Home sweet home~2つの街に暮らして~

今週のお題「住みたい場所」

住みたい場所を自分に問いかけたときに二つの街が思い浮かぶ。もしかしたら、とても当たり前な結論になってしまうかもしれない。けれども、私にとって特別な場所だ。

 

5歳まで、とある東京の下町感のある街で暮らしていた。環七の近くのとてもこじんまりした商店街のある街。記憶と言えば、断片的なものだ。オルガンのある部屋から、見つめていた、赤い夕焼けと、豆腐屋さんのラッパの音。

5歳の時、父の仕事の関係で、東北地方の街に引っ越しをしたとき、ごみごみした建物が何もなく、ひんやりした風がとても澄んでいたことを覚えている。

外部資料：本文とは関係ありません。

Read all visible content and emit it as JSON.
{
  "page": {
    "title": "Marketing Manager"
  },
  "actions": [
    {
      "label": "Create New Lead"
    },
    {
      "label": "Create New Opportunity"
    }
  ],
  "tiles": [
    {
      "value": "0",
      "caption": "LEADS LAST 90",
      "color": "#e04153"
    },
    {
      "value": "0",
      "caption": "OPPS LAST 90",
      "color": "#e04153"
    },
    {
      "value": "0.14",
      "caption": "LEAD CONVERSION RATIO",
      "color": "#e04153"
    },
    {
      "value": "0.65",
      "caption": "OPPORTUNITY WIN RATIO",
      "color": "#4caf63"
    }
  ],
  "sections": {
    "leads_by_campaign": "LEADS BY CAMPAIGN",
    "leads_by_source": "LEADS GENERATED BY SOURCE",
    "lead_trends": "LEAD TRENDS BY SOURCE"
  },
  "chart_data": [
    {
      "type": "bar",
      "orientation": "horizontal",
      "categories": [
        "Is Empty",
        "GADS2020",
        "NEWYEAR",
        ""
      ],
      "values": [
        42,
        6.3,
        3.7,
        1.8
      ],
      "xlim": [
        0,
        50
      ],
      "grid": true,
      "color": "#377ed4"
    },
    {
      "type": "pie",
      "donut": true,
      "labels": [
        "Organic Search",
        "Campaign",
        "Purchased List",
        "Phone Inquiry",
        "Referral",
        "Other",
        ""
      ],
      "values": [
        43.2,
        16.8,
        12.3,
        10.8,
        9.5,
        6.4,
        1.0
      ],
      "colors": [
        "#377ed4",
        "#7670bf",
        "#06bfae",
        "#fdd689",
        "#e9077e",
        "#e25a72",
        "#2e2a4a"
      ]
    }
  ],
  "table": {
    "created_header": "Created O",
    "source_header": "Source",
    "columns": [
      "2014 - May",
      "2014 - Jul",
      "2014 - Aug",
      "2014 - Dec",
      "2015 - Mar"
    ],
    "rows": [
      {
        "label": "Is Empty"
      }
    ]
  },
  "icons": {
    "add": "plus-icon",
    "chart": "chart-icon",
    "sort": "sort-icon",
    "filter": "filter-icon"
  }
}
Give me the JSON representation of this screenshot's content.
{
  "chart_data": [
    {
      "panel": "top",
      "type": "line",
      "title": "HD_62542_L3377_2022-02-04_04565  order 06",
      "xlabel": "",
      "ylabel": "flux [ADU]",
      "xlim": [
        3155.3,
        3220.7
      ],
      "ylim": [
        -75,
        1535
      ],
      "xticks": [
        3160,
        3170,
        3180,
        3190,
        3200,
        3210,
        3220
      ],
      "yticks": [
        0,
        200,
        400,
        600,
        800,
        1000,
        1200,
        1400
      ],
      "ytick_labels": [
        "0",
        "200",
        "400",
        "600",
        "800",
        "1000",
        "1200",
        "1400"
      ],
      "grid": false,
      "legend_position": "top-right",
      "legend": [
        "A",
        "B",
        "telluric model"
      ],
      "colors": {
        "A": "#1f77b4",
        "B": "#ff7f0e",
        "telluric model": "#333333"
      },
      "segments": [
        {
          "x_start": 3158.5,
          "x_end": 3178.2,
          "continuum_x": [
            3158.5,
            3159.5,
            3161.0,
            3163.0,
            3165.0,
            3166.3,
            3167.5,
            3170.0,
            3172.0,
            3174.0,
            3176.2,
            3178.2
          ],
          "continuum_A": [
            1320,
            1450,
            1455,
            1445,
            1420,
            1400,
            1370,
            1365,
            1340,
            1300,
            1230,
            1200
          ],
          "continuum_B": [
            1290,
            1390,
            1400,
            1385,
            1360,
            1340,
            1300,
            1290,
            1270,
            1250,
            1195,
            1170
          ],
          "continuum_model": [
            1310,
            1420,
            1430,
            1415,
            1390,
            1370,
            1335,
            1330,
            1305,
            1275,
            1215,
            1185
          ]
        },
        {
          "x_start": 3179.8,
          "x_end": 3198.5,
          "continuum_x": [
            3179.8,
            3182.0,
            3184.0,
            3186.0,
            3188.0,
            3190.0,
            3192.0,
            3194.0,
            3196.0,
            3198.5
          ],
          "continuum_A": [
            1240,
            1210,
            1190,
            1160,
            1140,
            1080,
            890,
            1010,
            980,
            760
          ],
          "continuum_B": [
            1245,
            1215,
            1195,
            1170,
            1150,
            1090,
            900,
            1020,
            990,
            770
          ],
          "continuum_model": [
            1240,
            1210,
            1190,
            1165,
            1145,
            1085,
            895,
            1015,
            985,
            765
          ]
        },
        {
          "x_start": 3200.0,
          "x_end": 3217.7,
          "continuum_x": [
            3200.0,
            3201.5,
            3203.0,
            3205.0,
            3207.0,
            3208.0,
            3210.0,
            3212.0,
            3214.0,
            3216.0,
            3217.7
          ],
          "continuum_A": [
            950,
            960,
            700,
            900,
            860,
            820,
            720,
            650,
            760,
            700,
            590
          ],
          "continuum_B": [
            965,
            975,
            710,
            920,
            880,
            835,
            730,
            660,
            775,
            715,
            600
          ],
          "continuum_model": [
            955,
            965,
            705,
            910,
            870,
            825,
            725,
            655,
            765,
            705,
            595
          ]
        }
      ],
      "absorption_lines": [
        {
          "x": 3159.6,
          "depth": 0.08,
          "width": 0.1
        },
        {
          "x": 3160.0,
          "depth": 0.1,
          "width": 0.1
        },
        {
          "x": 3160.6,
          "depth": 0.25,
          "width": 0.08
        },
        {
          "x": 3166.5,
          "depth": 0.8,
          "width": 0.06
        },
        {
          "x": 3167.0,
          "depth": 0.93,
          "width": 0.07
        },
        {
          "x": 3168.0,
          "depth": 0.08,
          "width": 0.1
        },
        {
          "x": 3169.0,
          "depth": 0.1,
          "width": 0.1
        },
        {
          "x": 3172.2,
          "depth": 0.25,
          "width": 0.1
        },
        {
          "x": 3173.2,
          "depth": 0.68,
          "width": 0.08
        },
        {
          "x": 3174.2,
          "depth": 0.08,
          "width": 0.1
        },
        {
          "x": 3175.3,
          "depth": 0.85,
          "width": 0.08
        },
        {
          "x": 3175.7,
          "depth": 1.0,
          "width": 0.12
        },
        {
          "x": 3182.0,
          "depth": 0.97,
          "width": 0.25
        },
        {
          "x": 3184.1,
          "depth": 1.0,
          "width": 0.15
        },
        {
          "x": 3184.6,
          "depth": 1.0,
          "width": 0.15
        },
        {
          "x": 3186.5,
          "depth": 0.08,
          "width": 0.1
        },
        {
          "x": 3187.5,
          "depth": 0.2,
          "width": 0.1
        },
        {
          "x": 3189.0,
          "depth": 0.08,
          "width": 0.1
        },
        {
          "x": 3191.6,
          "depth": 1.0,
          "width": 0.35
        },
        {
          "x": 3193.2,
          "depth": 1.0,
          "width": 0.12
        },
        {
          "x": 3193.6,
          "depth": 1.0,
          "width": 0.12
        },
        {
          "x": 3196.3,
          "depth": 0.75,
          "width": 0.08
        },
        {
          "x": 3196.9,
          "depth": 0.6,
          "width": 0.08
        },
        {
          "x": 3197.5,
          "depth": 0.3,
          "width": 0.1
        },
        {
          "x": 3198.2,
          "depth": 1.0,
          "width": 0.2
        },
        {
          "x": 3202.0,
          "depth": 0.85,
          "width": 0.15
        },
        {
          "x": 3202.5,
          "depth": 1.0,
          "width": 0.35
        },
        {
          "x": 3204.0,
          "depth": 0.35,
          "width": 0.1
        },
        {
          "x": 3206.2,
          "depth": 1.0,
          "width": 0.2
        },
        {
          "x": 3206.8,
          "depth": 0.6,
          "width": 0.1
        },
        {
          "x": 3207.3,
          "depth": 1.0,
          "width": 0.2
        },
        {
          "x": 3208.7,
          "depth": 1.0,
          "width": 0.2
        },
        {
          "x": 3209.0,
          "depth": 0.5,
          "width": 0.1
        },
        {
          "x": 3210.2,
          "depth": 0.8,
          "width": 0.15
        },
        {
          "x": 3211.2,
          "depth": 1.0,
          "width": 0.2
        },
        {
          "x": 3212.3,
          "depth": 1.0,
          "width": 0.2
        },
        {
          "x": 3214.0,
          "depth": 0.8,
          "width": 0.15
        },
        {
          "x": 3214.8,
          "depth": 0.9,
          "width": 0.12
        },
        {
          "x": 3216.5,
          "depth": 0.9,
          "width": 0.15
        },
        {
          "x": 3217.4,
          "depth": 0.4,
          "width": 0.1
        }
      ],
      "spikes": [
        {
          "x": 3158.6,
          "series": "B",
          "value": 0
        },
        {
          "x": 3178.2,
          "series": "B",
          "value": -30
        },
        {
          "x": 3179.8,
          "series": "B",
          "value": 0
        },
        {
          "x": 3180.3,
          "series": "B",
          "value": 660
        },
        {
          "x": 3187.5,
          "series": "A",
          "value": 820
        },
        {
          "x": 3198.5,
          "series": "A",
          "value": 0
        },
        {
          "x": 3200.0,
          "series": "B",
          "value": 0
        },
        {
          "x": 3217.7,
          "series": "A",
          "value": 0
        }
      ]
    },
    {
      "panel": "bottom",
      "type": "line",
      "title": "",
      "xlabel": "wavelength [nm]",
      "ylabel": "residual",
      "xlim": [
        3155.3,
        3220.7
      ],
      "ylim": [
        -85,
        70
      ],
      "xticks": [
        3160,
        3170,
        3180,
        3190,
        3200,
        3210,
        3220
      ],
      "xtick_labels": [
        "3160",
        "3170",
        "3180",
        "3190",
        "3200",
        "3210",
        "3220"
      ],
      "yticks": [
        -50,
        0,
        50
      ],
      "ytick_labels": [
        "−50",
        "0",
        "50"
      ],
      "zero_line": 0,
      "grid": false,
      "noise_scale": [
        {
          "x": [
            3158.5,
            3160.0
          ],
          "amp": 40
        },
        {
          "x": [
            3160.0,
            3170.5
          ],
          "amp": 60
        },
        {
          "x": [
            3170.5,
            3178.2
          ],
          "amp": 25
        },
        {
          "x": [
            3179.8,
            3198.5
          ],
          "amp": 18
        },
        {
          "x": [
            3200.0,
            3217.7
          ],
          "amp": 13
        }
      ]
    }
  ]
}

正直、新天地の暮らしはいい思い出ばかりではなかった。内向的な性格と、独特な閉鎖社会が関係したのか、長いこと、新しい土地になじめずに、いじめも経験した。

毎日、夜になると、東京の夕焼けのことを思い出し、仲の良かった友達や、親戚や、自由な街並みに思いを馳せた。「東京に戻りたい。。。」そう思って、学校帰り、半ば家出のように駅に向かって歩き出そうとしてしまったことさえある。

時が流れ、自分が大人になるにつれ、何もない田舎だと思っていた街は、どんどん、都市化が進んで便利になっていった。ビルが増え、ショッピングモールも近くにでき、学校帰り、仕事帰りに時間をつぶす場所も増えていった。そして、街中の緑の美しさに心を癒されることが増えた。海にも山にも近いこの街を美しいと感じ、時と共に居心地の悪さは、薄れていったのだと思う。でも、幼少期から続いてきた劣等感のせいか、自分の住む街を「ふるさと」と呼ぶことにわずかばかりの抵抗があった。

そうして、2011年の3月、大きな地震が私の街を襲った。私は、沿岸部の人たちほど、大きな被害を受けたわけではなかった。それでも、昨日まで、人が行き交い、活気があった自分の街のあちこちにブルーシートがかけられた屋根が見え、人影が消えた。暗さに沈んだ通りを歩く度、心の奥が痛んでいくのを感じていた。会社帰りのある日、街のスタジアムに「俺たちの街に笑顔を取り戻そう!いつの日か」という横断幕がかけられているのを見たとき、自然に涙が零れ落ちた。
とりもどしたい、みんなの笑顔を、そして元気を。長い時間をかけて、私は東北の人間になっていたのだ。この街は、まぎれもなく、私のふるさとなのだ。こんな状況でやっと、私は私にとってかけがえのない場所の存在に気づけたのだった。

震災から数年たち、少しずつ、街の復興が進んできたとき、私は東京の暮らしていた場所を再び訪ねた。親戚と、震災の頃の恐怖を共有し、一枚の写真をデジカメでみんなに見せたとき、全員、思わず目に涙を浮かべていた。昔住んでいた家の近く、川が流れるその光景に映っていたのは、赤い夕焼けだった。そう、私がオルガンの部屋からみていたのと同じあの赤い夕焼け。それは幼い頃、初めて夏という季節を認識した私にとっての特別な光景だったのだ。久しぶりにあのころと変わらない、真っ赤な夕焼けと環七の景色を写真に収めたとき、この場所も自分にとって、やはり特別な「ふるさと」なのだと、思った。

 

 

ふるさとのことを考えていた時に、心に沸き上がってきた曲を紹介したいと思う。

土岐麻子の「Home」とクラムボンの「タイムライン」。今の私の気持ちをすごく表現できる曲だと思う。

 

youtu.be

 

youtu.be

 

どんな街に住みたいか、今聞かれたら、やはり今住んでいるふるさとと、昔住んでいたふるさと両方に住みたいと私は答えるだろう。「ただいま」と言える澄んだ風の東北の街と、特別に美しい夕焼けが見えるあの東京の街。二つの街は、自分にとっての「Home sweet home」だ。